Sparke died on 20 July 1740, and was buried in Peterborough Cathedral, where there is a monument to him in the retro-choir. His wife Rebecca died on 27 March 1747, aged 56.

Works[edit]

In 1723 he edited two folio volumes entitled Historiæ Anglicanæ Scriptores varii, e codicibus manuscriptis, of which both large and small paper editions were published. They contained the Chronicon Angliæ Petriburgense attributed to John, abbot of Peterborough (fl. 1380).
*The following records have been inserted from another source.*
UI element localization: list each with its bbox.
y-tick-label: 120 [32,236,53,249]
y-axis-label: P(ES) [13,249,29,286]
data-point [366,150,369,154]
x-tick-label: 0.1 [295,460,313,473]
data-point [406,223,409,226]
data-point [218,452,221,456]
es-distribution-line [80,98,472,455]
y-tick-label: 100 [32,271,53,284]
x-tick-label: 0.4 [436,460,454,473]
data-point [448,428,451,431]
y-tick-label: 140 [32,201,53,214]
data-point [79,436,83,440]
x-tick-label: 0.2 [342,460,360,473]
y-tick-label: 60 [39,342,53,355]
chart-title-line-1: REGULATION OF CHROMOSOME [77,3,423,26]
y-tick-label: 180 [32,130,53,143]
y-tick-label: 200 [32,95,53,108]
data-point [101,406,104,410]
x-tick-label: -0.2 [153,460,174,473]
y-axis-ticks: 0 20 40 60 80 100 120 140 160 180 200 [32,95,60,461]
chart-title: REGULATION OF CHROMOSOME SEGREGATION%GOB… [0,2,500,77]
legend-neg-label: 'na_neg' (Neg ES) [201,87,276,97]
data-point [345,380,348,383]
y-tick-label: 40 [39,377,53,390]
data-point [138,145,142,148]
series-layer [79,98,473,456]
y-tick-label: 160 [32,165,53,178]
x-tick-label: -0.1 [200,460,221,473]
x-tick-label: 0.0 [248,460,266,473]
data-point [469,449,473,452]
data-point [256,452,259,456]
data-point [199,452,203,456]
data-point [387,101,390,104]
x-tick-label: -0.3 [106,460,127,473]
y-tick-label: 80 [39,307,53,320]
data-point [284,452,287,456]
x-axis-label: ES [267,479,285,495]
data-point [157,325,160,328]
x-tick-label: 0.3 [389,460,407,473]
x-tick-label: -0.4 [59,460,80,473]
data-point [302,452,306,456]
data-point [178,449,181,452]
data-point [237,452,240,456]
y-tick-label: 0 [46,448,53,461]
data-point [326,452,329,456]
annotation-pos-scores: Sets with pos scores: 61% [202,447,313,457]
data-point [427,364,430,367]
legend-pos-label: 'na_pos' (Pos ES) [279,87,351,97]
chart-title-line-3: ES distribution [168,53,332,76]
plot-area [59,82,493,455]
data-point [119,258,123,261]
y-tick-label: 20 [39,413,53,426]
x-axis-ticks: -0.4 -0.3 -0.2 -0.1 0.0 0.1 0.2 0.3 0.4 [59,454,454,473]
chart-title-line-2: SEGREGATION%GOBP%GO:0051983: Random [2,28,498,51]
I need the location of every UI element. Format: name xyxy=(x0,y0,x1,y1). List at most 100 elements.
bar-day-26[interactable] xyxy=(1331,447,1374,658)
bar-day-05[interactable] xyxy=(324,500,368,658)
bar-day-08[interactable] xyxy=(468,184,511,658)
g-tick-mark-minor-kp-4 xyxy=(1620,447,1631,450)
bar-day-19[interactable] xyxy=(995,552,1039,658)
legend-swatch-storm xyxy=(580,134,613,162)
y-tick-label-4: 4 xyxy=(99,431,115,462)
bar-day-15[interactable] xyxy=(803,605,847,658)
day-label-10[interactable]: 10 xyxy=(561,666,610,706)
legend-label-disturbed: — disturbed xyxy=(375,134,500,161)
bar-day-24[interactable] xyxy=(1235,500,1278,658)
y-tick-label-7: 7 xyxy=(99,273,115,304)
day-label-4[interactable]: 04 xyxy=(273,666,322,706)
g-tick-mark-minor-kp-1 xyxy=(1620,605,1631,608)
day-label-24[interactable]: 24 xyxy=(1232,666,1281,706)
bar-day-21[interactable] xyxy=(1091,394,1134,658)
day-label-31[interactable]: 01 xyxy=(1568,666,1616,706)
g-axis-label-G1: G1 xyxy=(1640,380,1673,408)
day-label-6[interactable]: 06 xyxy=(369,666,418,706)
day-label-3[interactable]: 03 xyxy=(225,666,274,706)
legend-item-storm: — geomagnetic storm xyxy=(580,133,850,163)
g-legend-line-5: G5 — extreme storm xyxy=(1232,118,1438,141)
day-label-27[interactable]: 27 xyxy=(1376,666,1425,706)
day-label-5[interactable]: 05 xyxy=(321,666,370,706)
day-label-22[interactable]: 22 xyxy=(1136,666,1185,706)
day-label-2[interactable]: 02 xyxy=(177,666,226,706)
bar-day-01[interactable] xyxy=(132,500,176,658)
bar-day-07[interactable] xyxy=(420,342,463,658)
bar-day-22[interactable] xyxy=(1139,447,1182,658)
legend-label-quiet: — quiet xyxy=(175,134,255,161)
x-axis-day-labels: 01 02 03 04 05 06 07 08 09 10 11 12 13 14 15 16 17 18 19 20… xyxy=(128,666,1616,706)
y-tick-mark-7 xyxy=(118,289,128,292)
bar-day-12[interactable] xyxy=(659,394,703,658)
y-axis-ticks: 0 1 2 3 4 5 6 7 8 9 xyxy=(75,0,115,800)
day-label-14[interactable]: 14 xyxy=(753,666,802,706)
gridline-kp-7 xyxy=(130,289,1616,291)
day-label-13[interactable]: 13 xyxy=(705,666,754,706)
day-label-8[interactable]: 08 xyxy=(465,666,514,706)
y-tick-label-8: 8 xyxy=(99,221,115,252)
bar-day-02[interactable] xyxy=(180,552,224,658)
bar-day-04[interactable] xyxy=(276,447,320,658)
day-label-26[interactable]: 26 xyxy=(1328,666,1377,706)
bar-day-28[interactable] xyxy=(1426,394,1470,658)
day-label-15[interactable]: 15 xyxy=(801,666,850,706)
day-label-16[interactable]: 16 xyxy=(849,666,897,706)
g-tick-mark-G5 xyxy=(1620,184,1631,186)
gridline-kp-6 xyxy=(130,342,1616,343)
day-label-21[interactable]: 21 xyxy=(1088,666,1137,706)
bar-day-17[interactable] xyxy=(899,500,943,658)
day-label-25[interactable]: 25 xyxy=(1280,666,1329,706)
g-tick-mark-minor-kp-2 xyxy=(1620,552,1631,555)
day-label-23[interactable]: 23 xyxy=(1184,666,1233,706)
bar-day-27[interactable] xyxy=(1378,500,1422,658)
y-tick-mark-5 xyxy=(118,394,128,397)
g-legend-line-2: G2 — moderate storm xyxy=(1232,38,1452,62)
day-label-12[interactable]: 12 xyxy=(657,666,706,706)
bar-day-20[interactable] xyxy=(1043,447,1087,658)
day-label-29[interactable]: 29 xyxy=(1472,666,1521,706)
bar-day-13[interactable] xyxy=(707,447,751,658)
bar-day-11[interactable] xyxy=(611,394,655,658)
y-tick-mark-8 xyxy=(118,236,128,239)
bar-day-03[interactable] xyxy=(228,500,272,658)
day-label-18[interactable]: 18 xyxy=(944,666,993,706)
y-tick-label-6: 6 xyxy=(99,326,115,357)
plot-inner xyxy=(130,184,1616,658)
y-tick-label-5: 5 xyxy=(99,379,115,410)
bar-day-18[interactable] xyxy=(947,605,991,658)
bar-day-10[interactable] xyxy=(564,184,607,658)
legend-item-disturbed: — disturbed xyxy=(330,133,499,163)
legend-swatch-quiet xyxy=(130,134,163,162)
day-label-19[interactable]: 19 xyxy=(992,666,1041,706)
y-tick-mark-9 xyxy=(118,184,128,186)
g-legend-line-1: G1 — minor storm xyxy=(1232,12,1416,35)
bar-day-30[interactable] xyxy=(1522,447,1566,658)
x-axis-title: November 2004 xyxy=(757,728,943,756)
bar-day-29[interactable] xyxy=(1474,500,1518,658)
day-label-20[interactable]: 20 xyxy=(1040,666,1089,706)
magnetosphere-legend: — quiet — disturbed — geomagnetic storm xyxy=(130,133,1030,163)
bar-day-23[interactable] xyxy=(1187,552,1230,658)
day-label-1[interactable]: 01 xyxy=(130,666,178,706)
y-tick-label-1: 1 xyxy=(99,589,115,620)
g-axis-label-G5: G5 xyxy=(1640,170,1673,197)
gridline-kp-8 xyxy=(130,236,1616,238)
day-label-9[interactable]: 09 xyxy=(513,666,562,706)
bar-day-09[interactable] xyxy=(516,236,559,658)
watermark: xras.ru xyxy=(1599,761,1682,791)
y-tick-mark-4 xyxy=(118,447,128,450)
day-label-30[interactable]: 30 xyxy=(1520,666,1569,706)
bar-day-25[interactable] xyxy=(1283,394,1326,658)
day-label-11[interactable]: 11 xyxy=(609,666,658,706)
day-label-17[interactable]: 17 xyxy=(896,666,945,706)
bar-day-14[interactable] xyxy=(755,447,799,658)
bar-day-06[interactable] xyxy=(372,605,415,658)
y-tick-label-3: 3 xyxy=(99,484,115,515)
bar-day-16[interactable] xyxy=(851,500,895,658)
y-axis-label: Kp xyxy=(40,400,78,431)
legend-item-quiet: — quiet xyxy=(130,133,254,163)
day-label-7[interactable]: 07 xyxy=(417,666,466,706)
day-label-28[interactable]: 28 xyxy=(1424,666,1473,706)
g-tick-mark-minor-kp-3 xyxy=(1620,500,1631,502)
This was printed by Sparke from a transcript furnished to him by John Bridges of Lincoln's Inn, and, not having been collated with the original (among the Cotton. MSS. in the British Museum), contains errors. It was re-edited in 1845 for the Caxton Society by John Allen Giles, and in 1849 for the Camden Society by Thomas Stapleton (1805–1849). The Historiæ Anglicanæ Scriptores included also William Fitzstephen's Life of St. Thomas Becket, the History of Peterborough Abbey by Hugo Albus, Walter de Hemingford's Vita Eduardi, and the chronicles of Ralph of Coggeshall, Benedict of Peterborough, and others. Another volume contemplated by Sparke was to contain Whittleseye's Hereward of Peterborough.

Notes[edit]

  1. ^ "Sparkes, Joseph (SPRS699J)". A Cambridge Alumni Database. University of Cambridge.